Hunt died Apr. 18 in Orleans, Mass., his Cape Cod home since the early 1970s, where he had been involved in real estate and was very active in community affairs.

At Exeter he was active in soccer, baseball, and the Glee Club, and continued similar varsity sports at Princeton. He was a member of Tiger Inn and left in the spring of 1942 to become a marine fighter pilot, serving 33 and a half years. For 20 months he flew out of Guam and off the carrier Wasp. Returning to his hometown of Plainfield, N.J., in the furniture business, he married, had six children, and subsequently had a seventh with his second wife.
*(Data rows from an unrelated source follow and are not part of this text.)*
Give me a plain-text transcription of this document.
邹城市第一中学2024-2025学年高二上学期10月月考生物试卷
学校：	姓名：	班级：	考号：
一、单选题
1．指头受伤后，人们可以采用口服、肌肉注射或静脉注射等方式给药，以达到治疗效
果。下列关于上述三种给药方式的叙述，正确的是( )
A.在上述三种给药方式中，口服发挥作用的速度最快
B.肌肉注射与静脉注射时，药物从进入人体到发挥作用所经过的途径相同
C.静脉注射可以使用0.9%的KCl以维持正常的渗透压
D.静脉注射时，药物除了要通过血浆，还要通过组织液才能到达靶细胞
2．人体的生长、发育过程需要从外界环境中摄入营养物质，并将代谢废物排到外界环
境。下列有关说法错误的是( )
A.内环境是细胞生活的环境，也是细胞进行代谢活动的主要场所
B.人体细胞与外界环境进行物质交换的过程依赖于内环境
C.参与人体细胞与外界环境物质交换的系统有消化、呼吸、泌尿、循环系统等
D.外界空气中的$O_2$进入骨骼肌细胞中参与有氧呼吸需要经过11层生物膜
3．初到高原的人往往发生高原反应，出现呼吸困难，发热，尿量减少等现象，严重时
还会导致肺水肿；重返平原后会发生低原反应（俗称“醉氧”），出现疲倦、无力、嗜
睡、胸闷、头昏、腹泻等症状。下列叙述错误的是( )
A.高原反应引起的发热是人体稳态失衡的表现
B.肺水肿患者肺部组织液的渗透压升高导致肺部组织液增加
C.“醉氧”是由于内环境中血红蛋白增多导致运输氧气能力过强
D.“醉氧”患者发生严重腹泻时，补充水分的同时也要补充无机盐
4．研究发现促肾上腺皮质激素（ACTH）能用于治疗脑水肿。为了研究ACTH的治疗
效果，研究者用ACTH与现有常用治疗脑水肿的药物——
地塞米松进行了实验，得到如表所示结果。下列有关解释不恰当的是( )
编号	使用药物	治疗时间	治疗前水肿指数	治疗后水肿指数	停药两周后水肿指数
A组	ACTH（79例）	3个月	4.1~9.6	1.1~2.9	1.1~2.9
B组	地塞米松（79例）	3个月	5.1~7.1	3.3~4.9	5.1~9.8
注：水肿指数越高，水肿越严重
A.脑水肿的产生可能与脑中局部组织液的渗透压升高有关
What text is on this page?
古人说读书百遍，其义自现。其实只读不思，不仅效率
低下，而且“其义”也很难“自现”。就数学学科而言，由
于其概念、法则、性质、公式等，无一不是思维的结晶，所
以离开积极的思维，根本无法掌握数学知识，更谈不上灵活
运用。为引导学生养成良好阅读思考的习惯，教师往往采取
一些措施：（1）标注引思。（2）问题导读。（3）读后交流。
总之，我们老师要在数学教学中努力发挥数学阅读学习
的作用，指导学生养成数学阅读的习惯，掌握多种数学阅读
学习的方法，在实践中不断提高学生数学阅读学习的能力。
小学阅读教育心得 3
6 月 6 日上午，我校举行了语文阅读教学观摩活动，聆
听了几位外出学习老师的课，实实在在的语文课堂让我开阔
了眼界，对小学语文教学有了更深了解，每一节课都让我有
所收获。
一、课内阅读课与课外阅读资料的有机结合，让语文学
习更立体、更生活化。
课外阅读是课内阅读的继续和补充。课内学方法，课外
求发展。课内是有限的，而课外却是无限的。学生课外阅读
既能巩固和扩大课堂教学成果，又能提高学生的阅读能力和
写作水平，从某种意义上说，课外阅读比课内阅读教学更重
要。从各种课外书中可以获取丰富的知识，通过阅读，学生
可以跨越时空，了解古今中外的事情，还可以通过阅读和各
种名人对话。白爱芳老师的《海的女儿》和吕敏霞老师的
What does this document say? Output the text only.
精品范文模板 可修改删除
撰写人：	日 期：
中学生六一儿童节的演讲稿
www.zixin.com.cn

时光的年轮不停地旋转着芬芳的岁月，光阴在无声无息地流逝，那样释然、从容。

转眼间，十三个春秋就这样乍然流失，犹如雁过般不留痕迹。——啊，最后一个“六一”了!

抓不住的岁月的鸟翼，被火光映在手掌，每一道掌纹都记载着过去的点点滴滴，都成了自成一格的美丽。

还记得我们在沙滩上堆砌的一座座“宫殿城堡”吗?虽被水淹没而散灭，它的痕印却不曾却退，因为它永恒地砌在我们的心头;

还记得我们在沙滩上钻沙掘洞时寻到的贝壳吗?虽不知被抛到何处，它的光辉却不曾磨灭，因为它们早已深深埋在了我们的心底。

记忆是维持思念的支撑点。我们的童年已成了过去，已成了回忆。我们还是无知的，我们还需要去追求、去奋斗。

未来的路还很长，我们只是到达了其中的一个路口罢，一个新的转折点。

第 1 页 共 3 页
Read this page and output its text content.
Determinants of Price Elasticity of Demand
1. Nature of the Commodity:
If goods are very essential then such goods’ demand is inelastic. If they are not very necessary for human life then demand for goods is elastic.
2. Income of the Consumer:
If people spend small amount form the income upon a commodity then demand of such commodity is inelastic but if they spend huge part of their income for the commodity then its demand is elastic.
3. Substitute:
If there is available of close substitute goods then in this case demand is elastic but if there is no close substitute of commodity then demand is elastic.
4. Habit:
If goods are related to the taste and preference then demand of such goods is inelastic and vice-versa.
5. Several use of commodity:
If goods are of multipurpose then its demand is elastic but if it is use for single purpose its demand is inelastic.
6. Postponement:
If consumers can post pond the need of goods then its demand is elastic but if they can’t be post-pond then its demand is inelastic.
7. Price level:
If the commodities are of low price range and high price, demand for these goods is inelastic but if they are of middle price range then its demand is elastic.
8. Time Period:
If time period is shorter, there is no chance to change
One of the most engaging of all classmates, most of his postwar life was bedeviled by bi-polar manic depressiveness, which caused "much suffering to me and all those close. Thank God for lithium."

The Cape Codder obituary called him "the watchdog of the board of selectmen, where at meetings, with his gravelly voice, he offered thoughts and ideas with respect to others' differing viewpoints, and always with humor. . . . He often cruised the town with his dog, Georgie, keeping an eye on things and visiting people who could use a visit."

To his children, Hollise, Lois, Pamela, Hunter III, Peter, Meredith, and Crystelle Lee, and many grandchildren, the class extends sympathy.